D’autre part, les utilisateurs de technologies protégées par un brevet sans autorisation ont peut-être pensé qu’ils ne pourraient pas être poursuivis devant la JUB si une procédure nationale avait été engagée devant un tribunal national avant le 1er juin 2023. Maintenant, l’UPC peut devenir une option pour une deuxième tentative. Les contrefacteurs peuvent donc se trouver confrontés à une autre action en contrefaçon alors qu’ils pensaient auparavant que les procédures nationales étaient les seules options. Mais si une demande de dérogation (opt-out) est retirée, ils auront la possibilité d’engager une unique action en révocation, ce qui n’était pas possible auparavant.

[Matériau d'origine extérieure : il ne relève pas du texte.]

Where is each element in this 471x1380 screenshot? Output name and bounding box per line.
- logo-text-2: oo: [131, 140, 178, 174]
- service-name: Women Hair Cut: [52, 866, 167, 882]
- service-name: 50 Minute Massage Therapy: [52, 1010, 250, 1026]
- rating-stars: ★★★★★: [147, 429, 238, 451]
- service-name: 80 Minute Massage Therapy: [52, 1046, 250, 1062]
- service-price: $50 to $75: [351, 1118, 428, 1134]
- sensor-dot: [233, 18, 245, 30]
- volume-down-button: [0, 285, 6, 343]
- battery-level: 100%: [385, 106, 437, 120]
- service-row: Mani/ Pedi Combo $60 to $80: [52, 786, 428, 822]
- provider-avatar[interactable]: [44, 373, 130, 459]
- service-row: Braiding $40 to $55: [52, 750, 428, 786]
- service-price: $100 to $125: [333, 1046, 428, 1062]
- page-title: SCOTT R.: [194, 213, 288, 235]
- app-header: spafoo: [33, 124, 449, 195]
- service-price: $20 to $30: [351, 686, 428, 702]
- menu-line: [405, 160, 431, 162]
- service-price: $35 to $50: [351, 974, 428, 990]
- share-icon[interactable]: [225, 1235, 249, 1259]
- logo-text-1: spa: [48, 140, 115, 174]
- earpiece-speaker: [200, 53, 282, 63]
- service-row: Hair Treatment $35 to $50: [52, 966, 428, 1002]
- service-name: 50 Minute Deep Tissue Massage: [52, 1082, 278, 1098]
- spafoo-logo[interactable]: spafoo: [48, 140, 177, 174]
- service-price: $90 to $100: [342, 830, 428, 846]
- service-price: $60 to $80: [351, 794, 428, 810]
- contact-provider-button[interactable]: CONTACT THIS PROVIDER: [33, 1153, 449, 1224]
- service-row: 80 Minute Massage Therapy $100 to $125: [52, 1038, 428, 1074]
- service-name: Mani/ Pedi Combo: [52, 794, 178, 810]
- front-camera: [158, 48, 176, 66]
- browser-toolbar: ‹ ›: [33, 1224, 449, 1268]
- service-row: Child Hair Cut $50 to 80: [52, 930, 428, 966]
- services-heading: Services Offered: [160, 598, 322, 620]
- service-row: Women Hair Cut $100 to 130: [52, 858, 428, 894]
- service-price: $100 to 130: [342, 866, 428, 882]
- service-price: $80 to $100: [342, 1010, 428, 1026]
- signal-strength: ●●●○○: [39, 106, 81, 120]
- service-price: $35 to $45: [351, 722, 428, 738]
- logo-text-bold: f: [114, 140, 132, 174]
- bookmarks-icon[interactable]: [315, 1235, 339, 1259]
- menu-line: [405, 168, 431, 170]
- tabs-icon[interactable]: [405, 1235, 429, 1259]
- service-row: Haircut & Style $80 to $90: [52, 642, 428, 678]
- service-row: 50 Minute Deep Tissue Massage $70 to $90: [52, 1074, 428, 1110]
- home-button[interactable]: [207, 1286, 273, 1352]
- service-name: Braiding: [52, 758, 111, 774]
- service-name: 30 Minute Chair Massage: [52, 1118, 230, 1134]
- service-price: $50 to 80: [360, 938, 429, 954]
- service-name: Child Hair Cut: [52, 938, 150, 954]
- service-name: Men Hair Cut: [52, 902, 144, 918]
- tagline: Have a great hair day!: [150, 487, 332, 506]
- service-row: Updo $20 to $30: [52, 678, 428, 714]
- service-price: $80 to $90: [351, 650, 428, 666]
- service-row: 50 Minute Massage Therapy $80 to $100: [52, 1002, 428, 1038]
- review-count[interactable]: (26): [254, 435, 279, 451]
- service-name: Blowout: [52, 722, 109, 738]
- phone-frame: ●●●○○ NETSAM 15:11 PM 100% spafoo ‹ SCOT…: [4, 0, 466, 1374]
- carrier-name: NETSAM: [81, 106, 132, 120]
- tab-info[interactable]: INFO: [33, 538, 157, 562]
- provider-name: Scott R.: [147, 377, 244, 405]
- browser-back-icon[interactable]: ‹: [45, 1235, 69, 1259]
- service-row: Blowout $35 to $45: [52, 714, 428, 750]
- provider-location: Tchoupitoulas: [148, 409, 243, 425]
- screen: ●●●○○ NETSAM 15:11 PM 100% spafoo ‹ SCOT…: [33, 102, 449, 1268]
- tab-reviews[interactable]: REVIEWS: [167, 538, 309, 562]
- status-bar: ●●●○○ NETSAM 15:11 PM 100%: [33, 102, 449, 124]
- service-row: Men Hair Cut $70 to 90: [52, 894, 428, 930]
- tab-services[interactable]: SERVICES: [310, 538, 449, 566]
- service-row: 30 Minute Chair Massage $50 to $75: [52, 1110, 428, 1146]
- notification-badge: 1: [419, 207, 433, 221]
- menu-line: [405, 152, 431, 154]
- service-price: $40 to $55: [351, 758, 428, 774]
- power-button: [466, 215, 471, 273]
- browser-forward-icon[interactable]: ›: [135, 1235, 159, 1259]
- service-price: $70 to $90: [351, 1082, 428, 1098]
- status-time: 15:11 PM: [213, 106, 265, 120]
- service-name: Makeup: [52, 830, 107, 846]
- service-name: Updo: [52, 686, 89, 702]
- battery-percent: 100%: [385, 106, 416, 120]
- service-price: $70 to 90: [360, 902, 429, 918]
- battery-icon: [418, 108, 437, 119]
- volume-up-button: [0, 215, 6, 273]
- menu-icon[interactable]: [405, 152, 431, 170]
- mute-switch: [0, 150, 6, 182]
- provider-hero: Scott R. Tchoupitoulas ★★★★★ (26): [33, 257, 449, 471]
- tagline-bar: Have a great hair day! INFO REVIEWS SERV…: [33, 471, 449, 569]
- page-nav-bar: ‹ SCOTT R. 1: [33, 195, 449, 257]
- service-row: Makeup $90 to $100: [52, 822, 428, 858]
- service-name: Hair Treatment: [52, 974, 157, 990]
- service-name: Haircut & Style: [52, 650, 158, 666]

Le logo de la vache verte de Beyond Meat confirmé par l’EUIPO comme étant trompeur s’agissants des substituts de viande
Beyond Meat, une entreprise américaine spécialisée dans les alternatives végétales à la viande, a déposé une marque de l’Union européenne figurative représentant une vache sur fond vert pour divers produits alimentaires végétariens et végétaliens .
Interbev, l’Association Nationale Interprofessionnelle du Bétail et des Viandes, basée en France, a demandé l’annulation partielle de cette marque. Interbev a soutenu que l’utilisation de cette marque était trompeuse, car elle pourrait faire croire aux consommateurs que les produits étaient d’origine animale, en contradiction avec les articles 59(1)(a) et 7(1)(g) du Règlement sur la Marque de l’Union Européenne (RMUE).
La Chambre de recours de l’EUIPO a jugé que la représentation d’une vache stylisée pouvait effectivement induire le consommateur en erreur sur la nature des produits en classes 29 et 30 (notamment les succédanés de viande et les yaourts non laitiers), en leur attribuant des qualités animales qu’ils ne possédaient pas. Par conséquent, l’annulation partielle a été confirmée pour ces produits. Cependant, la chambre a estimé que certains autres produits, comme les barres céréalières et le lait de soja, pouvaient utiliser la marque sans risque de confusion, car ces produits sont désormais bien identifiés comme des alternatives végétales.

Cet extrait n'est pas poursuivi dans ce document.